The most important section of this article is the conflict of interest statement. The two authors who have advanced degrees are on the speaker’s bureau of Pfizer and are consultants to Pfizer, Novartis, GlaxoSmithKline, and Celtic Pharma. Pfizer makes varenecline (marketed under the brand name Chantix) and Nicotrol, a nicotine nasal spray. GSK makes Nicorette gum, Commit nicotine lozenges, Nicoderm nicotine patches, and Zyban (buproprion, which GSK also sells as an antidepressant under the name Wellbutrin). Novartis makes Thrive, a nicotine chewing gum (“thrive,” which means to prosper or flourish, seems a rather peculiar association for a delivery system for an addictive drug.) And Celtic Pharma is developing TA-NIC, a nicotine vaccine.

It is almost as if these companies had made a joint decision to cast smoking as a chronic disease in order to reposition their products as long-term maintenance medications, like methadone. Smoking cessation is painted as a goal unachievable without pharmacologic assistance. Nicotine, the addictive component in both cigarettes and nicotine replacement products, is portrayed as harmless in medicinal form, as is buproprion (which can cause seizures) and varenecline (which has been linked to psychiatric disturbances, including suicidal ideation and suicides).
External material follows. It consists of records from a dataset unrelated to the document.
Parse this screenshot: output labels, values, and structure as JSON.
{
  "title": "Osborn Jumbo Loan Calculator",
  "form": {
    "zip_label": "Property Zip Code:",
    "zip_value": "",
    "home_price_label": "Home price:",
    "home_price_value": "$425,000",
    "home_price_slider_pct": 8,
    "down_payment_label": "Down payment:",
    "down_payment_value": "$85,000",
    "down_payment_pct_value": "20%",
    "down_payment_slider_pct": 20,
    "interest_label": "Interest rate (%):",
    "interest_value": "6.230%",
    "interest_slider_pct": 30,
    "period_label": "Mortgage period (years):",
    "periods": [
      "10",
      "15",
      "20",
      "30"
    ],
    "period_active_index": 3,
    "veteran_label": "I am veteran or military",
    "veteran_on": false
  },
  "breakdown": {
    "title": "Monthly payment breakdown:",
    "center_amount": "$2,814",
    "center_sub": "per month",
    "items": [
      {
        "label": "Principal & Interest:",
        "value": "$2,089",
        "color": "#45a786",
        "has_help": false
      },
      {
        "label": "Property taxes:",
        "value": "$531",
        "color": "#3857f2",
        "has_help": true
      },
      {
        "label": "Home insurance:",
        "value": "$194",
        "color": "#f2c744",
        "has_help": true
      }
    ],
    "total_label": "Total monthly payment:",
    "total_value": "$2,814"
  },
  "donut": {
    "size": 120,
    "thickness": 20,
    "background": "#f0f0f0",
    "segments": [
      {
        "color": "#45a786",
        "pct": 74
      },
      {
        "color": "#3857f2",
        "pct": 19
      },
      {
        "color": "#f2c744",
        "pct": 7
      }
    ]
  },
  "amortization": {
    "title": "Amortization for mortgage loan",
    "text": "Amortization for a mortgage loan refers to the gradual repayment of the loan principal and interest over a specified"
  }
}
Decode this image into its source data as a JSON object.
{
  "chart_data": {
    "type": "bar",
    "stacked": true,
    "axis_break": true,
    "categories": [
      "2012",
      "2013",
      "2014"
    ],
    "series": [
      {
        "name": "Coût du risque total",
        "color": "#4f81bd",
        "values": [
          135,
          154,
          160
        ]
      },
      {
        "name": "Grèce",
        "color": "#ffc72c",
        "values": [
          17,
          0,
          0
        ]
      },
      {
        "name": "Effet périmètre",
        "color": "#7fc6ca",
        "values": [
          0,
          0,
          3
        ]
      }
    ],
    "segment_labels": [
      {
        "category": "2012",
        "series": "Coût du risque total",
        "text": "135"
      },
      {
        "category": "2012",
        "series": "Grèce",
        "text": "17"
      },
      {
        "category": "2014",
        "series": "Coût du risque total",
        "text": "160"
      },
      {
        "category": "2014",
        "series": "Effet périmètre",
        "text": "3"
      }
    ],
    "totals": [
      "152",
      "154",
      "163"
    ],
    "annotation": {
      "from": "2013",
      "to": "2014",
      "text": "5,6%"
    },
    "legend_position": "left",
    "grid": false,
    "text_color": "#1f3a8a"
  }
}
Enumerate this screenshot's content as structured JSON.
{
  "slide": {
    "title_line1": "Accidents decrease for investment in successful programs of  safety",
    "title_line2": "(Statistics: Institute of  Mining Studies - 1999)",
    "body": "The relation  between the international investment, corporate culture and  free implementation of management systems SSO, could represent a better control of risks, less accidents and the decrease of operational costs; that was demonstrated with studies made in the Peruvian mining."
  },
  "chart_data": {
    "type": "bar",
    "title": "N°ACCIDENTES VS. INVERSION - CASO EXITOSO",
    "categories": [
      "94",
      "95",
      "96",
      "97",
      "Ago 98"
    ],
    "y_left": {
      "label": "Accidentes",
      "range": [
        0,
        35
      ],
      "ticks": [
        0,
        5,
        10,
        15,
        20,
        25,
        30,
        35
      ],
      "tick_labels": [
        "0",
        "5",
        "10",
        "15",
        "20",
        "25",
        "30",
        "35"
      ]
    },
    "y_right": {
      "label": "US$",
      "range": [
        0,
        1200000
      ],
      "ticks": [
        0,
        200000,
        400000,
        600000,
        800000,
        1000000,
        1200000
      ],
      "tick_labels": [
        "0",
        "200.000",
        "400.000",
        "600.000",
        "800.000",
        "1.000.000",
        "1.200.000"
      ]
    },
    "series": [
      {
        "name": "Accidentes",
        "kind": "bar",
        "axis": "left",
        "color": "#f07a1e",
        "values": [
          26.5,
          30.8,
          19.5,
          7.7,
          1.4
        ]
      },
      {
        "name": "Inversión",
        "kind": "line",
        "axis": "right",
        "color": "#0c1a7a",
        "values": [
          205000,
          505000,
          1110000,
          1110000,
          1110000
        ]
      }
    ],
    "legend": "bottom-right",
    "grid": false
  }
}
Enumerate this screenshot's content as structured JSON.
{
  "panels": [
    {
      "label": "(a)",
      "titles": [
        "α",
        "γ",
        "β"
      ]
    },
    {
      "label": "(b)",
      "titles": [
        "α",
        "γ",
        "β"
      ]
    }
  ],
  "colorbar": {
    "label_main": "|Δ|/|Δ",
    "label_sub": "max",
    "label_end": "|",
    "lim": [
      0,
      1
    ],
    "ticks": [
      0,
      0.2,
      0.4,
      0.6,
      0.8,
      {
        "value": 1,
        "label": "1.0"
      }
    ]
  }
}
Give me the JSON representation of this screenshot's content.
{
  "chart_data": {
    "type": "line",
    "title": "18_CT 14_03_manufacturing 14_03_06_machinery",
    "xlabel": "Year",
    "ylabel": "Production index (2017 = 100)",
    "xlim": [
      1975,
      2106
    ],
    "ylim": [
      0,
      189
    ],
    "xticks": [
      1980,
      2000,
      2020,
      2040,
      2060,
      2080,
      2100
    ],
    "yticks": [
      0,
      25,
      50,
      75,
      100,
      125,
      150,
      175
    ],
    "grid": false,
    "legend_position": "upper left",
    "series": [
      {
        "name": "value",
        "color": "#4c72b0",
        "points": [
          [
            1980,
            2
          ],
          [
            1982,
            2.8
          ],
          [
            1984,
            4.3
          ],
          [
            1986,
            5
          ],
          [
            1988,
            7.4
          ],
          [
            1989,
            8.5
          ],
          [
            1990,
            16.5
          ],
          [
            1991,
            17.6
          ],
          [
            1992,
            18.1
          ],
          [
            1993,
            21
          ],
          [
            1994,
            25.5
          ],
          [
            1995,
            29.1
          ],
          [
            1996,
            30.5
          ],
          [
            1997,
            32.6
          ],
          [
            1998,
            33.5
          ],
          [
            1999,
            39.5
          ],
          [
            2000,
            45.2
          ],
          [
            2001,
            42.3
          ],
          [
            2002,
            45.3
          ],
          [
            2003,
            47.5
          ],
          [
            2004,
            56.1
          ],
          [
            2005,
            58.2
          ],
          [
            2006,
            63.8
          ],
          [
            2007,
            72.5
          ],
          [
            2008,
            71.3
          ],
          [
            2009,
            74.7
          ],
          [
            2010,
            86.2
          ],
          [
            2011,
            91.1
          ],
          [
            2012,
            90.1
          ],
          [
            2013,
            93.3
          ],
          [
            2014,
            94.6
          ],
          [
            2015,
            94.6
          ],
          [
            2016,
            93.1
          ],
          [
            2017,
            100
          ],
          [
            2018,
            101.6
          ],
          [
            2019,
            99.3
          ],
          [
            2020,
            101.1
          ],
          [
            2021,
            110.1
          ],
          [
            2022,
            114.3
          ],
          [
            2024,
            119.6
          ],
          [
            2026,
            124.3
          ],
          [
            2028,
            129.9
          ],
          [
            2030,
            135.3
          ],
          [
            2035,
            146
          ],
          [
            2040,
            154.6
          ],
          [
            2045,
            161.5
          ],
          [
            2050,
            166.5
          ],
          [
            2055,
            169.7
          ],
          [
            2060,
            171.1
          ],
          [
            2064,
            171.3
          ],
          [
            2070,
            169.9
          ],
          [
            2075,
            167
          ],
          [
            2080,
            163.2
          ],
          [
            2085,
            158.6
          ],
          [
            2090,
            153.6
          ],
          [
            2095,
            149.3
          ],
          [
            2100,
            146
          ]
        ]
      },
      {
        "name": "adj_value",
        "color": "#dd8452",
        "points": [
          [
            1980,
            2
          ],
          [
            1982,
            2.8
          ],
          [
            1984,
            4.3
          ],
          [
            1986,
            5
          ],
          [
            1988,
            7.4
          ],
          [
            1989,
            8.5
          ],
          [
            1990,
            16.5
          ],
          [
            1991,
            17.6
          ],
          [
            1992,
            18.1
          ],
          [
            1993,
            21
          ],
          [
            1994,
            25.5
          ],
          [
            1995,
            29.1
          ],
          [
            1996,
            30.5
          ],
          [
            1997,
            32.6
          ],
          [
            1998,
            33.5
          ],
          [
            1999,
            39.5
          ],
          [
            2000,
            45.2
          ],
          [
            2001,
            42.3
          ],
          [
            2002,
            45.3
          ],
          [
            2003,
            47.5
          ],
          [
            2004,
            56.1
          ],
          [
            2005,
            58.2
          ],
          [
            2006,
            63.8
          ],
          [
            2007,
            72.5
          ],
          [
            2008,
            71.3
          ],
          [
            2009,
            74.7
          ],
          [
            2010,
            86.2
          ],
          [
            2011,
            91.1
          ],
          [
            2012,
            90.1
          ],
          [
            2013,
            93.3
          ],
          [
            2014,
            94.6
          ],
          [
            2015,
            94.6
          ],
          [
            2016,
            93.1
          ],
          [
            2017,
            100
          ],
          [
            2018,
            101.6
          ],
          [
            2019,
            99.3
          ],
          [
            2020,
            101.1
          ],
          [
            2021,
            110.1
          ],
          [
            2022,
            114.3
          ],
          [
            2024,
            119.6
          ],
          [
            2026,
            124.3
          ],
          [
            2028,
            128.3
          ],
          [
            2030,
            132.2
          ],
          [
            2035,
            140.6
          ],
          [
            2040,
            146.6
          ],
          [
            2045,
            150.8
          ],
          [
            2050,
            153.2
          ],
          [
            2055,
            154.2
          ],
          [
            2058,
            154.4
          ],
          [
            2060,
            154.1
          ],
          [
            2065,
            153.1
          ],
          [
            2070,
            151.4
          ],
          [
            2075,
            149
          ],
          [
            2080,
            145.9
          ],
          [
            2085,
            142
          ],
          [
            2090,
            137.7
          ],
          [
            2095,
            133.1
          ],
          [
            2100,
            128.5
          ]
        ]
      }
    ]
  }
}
This new model proposes that patients who cannot quit tobacco on their own – or after using the smoking cessation product according to how it was tested, approved, and labeled – be placed on continuous treatment. The article contains a case study of a woman who returned to smoking after her insurance company refused to continue paying for nicotine inhalers after two years. The pressure-the-payer objective of the article could not be clearer: “Although long-term use is considered off-label, patients should be encouraged to remain smoke-free, and if extended courses of pharmacotherapy will assist them, treatment should be continued, encouraged, and reimbursed.”

Reclassifying a dangerous habit as a chronic disease so that insurance companies will pay for nicotine replacement drugs to be taken off-label forever would transfer the financial burden for the patients’ nicotine fix from the patients to their insurance companies. Alternatively, patients could take expensive cessation drugs without the nicotine, but with known serious adverse effects, for the rest of their lives.

The corporate message for smokers appears to be: You can’t kick your habit without medication. You can’t even kick your habit with medication. But maybe you can substitute medication for smoking, and maybe lifetime medication will be less dangerous than lifetime smoking.

Or maybe not. After all, information on the long-term effects of the medications-formerly-known-as-smoking-cessation-aids is limited. Drugs are approved based on a risk-benefit ratio for the condition they are meant to treat. To subject countless patients to the unknown risks of medications prescribed outside their approved labeling, or beyond the treatment durations for which they have been approved, is to conduct a large, uncontrolled, and unconscionable experiment.

In truth, half of those who have smoked more than 100 cigarettes in their life cured their so-called disease by quitting permanently. The most popular method for quitting was “cold turkey,” without pharmaceutical smoking cessation aids. There is evidence that longer-term use of these drugs (beyond the duration found in their product labels) is not more effective for smoking cessation. But then smoking cessation, the approved use for these drugs, no longer seems to be the goal; it’s now the permanent substitution of pills and patches for cigarettes.

Quitting smoking certainly benefits individuals and decreases burdens on the health care system. Smoking cessation aids can be helpful for treating nicotine addiction. However, the long-term use of expensive drugs that have not been tested for this use exposes people to unknown risks. Casting smoking as a “disease” disempowers those who want to quit; willpower may conquer a habit or addiction, but a disease calls for doctors and drugs. The positioning of nicotine dependence as a chronic condition requiring lifetime use of medication can only damage public health.

Douglas Melnick is a preventive medicine physician in North Hollywood, California.